Since the first week of February 2022, IITA has begun a massive deployment of its operations towards making the ATA-DRC a model of success in Africa. Already, it has installed its stations and antennas throughout the country – Kalambo in South Kivu, Kisangani and INERA Yangambi, Mbujimayi and Ngandajika; Kinshasa and Mvuazi and also conducted the installation of private oil mills of Congo’s former PLC, Digila with UAP Agro-Pastoral Uélé).
Also, it has since implemented quick impact actions like the acquisition of seeds, cuttings and other agricultural inputs which have been deployed in the 145 territories of the country. It is also optimizing the benefit already obtained in the cassava sector, especially in South Kivu and Tanganyika, and now supplementing this with provision of facilities for livestock feed production chains that boost pig, chicken and table egg farms.

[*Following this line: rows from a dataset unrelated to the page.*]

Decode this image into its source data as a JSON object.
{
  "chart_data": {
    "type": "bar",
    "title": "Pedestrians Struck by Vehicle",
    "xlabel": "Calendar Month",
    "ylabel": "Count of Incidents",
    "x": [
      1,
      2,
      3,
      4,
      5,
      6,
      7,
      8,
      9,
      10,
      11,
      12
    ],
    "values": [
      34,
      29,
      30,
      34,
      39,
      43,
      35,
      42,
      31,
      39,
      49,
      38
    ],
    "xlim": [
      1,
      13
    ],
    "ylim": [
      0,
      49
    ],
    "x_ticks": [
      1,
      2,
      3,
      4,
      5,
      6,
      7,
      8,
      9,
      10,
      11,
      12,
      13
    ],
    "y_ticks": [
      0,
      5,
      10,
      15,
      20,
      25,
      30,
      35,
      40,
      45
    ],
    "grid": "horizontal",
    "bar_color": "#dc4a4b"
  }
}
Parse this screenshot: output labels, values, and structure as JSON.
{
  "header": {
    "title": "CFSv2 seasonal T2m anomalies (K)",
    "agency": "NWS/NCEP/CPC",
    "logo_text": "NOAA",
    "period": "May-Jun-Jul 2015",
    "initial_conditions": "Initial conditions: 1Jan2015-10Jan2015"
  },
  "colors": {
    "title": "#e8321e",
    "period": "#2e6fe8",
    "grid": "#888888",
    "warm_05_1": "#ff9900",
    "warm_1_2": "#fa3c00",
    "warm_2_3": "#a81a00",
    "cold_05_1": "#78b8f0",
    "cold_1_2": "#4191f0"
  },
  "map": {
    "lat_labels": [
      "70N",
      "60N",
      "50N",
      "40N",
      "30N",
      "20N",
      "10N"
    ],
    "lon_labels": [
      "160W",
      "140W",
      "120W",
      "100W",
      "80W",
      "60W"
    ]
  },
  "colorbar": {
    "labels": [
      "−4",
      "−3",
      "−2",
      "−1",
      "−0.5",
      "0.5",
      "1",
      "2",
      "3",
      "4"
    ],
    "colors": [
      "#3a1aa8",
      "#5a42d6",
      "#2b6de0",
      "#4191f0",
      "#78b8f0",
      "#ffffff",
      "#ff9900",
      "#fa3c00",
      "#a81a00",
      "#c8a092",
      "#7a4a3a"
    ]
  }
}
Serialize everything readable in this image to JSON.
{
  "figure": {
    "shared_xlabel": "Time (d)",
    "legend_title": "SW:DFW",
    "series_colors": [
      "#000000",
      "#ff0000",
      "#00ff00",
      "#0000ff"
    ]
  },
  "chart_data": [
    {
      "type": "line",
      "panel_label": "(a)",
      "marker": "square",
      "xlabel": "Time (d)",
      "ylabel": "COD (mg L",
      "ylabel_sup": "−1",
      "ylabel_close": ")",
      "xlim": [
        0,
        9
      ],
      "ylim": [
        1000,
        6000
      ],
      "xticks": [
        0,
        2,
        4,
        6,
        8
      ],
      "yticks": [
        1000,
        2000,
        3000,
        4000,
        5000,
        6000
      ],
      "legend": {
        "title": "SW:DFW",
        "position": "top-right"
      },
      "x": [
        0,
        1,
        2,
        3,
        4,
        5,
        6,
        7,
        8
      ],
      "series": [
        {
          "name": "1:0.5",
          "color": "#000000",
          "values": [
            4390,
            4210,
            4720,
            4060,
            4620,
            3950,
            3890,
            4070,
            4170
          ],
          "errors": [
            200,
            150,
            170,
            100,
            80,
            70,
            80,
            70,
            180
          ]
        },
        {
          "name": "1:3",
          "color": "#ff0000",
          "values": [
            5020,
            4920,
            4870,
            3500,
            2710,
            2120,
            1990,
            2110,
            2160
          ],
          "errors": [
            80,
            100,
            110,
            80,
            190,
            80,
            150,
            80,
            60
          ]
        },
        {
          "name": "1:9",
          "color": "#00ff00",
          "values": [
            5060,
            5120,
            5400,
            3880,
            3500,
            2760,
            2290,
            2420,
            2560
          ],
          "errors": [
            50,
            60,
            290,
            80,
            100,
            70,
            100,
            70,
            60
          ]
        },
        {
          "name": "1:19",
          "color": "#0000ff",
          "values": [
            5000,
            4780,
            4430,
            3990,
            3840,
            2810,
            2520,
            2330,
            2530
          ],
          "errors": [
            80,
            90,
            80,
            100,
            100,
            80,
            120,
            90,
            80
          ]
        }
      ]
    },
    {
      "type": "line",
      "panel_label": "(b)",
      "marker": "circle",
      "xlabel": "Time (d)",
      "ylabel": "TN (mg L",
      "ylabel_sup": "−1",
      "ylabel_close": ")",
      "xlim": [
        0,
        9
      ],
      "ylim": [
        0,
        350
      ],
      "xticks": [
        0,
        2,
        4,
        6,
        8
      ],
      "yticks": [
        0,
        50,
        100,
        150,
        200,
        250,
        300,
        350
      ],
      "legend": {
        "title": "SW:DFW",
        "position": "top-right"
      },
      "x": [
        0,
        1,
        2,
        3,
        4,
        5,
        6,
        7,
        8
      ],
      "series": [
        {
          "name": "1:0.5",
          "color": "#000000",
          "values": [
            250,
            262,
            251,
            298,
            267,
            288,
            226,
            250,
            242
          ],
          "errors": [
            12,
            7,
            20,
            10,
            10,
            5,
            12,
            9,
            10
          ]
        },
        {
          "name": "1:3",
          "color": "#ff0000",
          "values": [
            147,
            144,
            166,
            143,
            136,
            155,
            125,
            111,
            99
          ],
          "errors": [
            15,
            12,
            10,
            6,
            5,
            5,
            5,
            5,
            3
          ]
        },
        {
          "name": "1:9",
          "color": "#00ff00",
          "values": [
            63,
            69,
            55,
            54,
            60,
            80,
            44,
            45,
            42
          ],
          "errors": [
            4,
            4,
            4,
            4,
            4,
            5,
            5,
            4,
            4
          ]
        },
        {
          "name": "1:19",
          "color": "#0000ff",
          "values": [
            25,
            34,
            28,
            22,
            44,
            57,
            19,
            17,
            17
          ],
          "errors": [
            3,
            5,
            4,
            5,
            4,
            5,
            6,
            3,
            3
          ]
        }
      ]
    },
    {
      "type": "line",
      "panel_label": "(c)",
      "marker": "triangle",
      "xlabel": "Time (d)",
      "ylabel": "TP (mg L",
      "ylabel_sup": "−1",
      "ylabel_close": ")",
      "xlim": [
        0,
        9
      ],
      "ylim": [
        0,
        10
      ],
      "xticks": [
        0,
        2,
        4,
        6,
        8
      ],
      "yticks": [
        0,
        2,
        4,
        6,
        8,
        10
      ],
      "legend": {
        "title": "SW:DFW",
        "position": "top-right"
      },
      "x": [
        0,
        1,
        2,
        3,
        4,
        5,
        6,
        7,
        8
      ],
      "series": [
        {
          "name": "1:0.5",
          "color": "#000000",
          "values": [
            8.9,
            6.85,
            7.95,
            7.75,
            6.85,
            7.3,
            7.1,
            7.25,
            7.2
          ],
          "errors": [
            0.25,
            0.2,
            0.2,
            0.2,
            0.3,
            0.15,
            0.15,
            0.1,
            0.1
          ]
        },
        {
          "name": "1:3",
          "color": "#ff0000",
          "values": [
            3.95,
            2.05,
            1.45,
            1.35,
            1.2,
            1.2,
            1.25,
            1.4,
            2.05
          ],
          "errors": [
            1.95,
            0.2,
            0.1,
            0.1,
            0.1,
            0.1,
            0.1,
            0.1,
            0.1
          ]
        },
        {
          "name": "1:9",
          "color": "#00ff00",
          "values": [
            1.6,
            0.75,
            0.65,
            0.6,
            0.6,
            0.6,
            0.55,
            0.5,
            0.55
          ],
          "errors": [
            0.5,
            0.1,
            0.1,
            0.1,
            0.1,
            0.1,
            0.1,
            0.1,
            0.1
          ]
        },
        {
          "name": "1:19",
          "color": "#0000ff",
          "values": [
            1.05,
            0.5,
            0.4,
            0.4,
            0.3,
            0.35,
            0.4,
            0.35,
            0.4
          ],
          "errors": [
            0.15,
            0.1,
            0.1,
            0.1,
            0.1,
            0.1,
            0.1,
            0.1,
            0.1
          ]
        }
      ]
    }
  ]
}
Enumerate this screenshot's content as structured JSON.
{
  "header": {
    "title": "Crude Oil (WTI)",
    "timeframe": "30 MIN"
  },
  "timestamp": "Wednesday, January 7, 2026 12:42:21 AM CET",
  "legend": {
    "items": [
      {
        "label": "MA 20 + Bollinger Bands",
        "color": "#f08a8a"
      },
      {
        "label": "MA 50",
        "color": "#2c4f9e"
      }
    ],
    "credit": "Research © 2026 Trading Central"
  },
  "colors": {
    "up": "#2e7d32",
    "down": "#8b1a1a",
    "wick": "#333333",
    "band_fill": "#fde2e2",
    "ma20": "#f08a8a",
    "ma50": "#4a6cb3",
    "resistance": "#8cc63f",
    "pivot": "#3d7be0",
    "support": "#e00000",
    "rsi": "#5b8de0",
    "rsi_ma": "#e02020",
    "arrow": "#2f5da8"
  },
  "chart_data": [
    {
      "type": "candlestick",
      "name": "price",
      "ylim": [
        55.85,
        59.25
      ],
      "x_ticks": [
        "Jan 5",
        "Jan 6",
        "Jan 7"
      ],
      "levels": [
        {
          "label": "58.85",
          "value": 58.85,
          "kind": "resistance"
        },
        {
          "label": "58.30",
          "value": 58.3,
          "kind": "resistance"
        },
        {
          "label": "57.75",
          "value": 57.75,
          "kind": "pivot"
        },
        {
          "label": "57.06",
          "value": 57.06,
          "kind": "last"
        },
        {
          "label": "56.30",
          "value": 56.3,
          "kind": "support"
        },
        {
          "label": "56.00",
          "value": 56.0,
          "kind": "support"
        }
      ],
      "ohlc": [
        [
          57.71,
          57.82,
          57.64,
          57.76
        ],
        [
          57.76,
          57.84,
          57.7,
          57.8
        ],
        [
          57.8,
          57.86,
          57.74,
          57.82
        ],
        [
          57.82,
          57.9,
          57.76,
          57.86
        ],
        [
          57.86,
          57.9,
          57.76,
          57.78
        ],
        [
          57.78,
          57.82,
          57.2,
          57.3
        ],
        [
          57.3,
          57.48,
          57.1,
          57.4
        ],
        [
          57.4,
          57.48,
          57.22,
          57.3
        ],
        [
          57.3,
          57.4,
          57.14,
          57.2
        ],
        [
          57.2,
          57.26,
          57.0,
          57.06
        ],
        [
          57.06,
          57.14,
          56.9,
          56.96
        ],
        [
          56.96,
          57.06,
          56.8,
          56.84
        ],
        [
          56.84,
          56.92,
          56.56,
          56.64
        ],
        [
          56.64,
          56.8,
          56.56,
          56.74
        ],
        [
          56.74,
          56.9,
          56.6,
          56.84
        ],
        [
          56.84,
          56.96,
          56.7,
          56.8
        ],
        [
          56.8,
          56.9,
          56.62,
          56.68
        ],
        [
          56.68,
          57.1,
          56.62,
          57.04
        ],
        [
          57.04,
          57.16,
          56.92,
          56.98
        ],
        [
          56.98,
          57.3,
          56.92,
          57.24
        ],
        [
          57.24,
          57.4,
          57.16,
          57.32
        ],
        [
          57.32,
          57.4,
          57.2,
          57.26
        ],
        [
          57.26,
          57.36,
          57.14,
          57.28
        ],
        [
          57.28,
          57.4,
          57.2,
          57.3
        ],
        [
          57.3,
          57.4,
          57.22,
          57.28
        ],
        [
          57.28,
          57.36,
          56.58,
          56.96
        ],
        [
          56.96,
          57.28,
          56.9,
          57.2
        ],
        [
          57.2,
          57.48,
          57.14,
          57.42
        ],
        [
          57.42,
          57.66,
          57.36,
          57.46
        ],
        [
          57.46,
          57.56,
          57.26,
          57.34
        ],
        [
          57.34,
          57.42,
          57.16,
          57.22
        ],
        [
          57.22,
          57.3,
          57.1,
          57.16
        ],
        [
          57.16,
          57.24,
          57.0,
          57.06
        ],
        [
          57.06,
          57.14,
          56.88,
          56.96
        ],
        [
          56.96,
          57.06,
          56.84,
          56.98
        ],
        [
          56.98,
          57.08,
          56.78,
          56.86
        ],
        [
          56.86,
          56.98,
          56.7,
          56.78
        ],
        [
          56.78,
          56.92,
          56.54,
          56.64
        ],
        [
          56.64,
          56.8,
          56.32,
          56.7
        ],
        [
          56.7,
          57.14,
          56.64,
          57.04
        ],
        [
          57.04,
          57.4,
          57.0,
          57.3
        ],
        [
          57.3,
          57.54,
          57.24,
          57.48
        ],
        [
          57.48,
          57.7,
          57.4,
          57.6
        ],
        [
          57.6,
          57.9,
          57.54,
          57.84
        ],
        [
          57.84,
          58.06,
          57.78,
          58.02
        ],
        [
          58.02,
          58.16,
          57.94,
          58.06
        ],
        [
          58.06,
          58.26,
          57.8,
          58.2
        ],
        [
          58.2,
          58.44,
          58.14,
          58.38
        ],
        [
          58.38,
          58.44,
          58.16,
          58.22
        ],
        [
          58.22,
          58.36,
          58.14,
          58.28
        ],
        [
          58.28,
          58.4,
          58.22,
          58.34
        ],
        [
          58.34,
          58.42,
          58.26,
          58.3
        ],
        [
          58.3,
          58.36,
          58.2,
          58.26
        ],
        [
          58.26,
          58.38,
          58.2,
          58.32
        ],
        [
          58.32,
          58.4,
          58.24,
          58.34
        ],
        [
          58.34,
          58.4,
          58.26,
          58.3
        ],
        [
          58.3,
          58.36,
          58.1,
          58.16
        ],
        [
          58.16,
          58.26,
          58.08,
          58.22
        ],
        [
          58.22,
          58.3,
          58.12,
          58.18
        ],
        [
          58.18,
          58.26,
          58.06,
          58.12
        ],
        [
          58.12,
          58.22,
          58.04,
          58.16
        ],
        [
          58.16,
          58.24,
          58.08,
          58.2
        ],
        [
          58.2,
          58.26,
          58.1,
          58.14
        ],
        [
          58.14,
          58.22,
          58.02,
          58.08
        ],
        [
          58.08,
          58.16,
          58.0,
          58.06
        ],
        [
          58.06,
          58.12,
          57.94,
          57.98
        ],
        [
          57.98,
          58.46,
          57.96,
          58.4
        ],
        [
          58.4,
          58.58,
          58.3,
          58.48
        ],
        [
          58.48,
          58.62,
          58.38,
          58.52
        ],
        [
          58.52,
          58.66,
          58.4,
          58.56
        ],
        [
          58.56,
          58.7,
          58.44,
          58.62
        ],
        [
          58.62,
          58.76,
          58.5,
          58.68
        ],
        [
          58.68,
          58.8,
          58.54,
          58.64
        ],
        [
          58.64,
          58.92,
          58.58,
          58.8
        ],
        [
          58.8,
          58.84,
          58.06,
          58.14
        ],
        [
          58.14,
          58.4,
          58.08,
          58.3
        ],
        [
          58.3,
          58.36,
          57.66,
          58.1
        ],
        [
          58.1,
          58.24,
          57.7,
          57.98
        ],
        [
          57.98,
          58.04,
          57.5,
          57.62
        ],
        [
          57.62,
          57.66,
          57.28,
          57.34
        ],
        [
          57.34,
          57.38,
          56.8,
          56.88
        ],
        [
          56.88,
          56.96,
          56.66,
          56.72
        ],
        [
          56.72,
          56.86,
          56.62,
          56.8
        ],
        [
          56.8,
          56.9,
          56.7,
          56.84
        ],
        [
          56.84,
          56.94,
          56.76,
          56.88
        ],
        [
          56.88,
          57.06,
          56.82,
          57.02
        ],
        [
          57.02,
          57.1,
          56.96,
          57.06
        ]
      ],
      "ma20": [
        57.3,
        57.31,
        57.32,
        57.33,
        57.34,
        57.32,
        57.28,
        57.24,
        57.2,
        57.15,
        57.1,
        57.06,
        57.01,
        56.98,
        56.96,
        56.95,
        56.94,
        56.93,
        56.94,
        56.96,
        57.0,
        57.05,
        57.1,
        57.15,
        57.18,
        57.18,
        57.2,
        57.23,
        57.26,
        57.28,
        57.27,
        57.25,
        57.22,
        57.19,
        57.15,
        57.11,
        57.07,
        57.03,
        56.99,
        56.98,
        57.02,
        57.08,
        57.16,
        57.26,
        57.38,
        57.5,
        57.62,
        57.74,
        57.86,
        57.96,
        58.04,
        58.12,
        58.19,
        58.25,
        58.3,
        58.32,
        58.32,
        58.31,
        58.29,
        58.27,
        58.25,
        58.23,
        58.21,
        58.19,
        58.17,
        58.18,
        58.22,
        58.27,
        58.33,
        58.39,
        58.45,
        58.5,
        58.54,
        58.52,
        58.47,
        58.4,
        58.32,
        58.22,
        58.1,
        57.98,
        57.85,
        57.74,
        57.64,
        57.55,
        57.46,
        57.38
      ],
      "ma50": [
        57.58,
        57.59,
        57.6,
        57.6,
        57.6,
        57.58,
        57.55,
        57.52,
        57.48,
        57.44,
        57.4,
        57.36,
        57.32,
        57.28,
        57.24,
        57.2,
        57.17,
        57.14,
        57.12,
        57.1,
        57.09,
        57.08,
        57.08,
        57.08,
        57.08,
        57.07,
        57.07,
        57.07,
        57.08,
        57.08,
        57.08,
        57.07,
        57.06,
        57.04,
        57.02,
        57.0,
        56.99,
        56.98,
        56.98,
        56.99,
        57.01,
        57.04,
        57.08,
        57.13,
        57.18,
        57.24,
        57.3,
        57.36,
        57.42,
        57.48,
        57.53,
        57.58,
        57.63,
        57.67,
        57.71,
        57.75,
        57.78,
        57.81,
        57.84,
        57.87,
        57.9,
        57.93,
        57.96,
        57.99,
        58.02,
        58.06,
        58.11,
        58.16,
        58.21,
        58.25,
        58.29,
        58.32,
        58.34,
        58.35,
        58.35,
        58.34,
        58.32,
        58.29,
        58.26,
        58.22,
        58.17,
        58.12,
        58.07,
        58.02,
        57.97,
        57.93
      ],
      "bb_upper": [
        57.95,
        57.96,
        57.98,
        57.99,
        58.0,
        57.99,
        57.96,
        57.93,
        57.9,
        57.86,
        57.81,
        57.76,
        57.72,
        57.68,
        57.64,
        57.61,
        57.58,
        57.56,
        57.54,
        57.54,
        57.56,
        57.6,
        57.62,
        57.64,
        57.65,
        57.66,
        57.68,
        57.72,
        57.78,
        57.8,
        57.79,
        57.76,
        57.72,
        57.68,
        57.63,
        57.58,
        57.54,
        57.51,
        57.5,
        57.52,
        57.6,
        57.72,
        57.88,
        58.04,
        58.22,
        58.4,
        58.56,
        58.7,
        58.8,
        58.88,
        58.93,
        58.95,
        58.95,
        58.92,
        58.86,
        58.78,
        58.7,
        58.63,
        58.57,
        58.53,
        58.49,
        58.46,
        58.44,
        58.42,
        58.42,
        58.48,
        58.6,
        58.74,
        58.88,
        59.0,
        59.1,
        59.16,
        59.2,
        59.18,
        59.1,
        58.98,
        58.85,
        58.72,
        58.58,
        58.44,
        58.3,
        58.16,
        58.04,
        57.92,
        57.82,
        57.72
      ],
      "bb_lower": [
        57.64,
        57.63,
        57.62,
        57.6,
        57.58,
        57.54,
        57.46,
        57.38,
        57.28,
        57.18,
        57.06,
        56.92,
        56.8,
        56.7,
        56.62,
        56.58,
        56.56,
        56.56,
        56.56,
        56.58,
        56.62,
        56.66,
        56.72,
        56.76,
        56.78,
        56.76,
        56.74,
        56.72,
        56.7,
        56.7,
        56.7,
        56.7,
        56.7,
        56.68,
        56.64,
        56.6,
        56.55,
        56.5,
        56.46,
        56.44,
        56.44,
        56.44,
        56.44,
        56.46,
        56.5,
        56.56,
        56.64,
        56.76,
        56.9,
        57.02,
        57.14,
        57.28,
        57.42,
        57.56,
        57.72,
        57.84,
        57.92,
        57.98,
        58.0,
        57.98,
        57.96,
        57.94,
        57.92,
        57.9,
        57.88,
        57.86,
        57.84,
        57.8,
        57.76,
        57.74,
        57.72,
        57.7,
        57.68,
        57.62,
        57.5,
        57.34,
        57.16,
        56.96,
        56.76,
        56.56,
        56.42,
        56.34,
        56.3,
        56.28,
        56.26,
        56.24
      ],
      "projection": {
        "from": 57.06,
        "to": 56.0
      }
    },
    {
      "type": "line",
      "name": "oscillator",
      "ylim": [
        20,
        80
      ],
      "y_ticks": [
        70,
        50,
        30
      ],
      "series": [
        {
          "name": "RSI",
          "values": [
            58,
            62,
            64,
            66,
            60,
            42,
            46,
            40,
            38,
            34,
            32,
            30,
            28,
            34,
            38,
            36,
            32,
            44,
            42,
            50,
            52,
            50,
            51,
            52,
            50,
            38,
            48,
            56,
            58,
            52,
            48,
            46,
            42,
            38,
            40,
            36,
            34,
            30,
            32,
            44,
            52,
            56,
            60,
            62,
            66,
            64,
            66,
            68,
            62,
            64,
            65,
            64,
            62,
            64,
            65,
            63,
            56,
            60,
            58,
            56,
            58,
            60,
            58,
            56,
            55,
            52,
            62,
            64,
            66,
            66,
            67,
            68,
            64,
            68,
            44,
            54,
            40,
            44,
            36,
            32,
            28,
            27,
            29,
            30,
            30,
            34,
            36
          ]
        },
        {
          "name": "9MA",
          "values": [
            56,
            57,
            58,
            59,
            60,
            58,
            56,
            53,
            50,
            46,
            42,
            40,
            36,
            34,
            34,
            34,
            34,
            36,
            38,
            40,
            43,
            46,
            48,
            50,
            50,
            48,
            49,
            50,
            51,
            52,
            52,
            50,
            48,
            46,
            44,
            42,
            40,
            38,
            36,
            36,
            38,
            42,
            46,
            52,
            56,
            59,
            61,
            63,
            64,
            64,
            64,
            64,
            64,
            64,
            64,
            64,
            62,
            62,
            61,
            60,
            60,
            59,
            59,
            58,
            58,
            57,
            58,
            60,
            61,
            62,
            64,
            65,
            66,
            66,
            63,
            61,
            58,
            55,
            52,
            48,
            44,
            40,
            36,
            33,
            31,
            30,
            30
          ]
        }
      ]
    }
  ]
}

The institute again went ahead to install 500 hectares of cassava cultivation in Mbandaka, activating the installation of a cassava processing line for the making of bread flour, the Congolese staple called fufu and animal feeds for the Kinshasa market.
As Obasanjo was conducted round the IITA tissue culture facility in Kinshasa this day in August, 2022, he most certainly would have wished that this revolution was taking place in his home country, Nigeria again.